One goal of our research is to understand how social relationships shape our awareness of, and opposition to, social injustice. Critics have argued that intergroup contact—personal experiences with an advantaged outgroup—might have the “ironic” effect of reducing support for social change in disadvantaged groups. In a preregistered meta-analysis, we found some evidence that intergroup contact reduces perceived injustice, collective action, and support for reparative policies—but also showed that these effects are small, variable, and consistent with alternative explanations. For example, we found cross-sectional, longitudinal, and meta-analytic evidence that negative contact encourages collective action while positive contact was unrelated to support for social change after controlling for negative contact with the advantaged outgroup. In recent work, we used social network analysis to show that disadvantaged-group members look to their ingroup friends, not their outgroup friends, to inform their beliefs about injustice.

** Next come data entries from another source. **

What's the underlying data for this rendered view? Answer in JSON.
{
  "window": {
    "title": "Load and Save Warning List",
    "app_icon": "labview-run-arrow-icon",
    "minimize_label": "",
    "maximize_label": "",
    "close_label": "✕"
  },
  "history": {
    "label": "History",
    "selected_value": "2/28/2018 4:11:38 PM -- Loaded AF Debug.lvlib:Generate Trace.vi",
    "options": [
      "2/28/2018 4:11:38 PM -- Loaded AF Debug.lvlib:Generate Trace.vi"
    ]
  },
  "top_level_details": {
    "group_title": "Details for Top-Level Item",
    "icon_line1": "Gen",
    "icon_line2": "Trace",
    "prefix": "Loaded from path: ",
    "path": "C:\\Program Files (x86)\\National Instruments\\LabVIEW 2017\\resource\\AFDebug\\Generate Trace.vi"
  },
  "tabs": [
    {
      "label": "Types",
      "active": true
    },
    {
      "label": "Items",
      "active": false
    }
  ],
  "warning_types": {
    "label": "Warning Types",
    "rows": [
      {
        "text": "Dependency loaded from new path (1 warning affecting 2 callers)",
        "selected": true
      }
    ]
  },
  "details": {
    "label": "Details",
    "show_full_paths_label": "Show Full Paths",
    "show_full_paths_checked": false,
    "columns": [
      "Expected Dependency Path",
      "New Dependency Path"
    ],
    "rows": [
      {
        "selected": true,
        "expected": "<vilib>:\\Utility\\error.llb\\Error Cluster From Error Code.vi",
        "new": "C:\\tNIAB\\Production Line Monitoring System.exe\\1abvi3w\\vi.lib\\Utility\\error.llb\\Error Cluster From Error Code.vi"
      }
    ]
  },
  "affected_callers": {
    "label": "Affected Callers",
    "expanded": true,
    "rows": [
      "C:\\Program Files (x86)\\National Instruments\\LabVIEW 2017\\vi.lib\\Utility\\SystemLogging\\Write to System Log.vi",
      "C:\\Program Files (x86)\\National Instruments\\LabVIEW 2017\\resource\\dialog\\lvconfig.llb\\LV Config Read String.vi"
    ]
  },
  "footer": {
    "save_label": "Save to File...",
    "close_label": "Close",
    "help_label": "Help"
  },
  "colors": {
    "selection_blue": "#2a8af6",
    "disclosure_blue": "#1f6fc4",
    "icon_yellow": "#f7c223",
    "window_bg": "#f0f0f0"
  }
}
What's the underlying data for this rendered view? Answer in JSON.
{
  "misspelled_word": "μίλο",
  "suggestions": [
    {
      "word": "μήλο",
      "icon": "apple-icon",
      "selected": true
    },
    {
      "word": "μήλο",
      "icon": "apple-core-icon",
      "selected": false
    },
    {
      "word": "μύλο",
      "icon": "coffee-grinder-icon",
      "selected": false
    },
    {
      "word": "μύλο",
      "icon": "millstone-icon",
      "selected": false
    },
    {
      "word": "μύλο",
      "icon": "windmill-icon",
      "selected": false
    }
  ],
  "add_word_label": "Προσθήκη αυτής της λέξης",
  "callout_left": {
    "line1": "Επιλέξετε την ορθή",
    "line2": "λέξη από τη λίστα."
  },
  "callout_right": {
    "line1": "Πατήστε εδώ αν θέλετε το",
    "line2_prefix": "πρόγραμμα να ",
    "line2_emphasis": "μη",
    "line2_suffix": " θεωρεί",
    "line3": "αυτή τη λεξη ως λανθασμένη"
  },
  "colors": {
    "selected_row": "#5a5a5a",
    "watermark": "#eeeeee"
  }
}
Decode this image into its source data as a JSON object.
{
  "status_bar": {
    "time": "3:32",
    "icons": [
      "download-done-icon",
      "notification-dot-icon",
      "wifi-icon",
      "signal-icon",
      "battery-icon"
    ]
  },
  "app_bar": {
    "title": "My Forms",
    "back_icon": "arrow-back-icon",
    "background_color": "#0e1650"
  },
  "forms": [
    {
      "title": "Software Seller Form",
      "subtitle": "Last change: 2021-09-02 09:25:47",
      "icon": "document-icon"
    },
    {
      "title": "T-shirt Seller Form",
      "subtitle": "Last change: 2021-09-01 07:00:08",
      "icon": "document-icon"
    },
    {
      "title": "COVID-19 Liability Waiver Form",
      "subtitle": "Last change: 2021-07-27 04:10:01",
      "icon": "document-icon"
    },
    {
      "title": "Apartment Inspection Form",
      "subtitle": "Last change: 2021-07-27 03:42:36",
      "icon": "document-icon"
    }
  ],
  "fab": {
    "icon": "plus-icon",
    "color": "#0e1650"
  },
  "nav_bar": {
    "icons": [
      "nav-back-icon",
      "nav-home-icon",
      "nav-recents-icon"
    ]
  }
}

Example of a friendship network in a school year group

In other work, we tested whether intergroup contact might motivate advantaged-group members to join the struggle against social injustice as allies. In past research, we found cross-sectional and longitudinal evidence that contact with disadvantaged-group members can motivate advantaged-group members to engage in solidarity-based collective action. In recent work, however, we sought to replicate this finding in a large sample using better longitudinal models and found evidence consistent with spurious correlations but inconsistent with a causal effect. We will continue our efforts to paint a more complete picture of how social relationships shape awareness of, and opposition to, social injustice in diverse societies.

Another goal of our research is to understand double standards in where people draw the line between what is and is not an acceptable means to effect social change. In recent work, we showed that people judge the same controversial protest actions to be more acceptable if the protester’s cause aligns with their own ideological position—in other words, that the end can justify the means of protests. In ongoing work, we are further investigating the social, political, and moral psychological underpinnings of when and why people judge controversial protest actions to be acceptable means to further a cause. This research might help explain the often divided response to recent social movements.

To find out more about our research, you can read our papers and preprints.

Our research draws on social, political, and moral psychological theories, consists of innovative experimental and non-experimental studies, uses advanced quantitative methods, and follows open science practices. We strive to build a research group that is productive, supportive, collaborative, and inclusive—a community in which everyone belongs and anyone can thrive.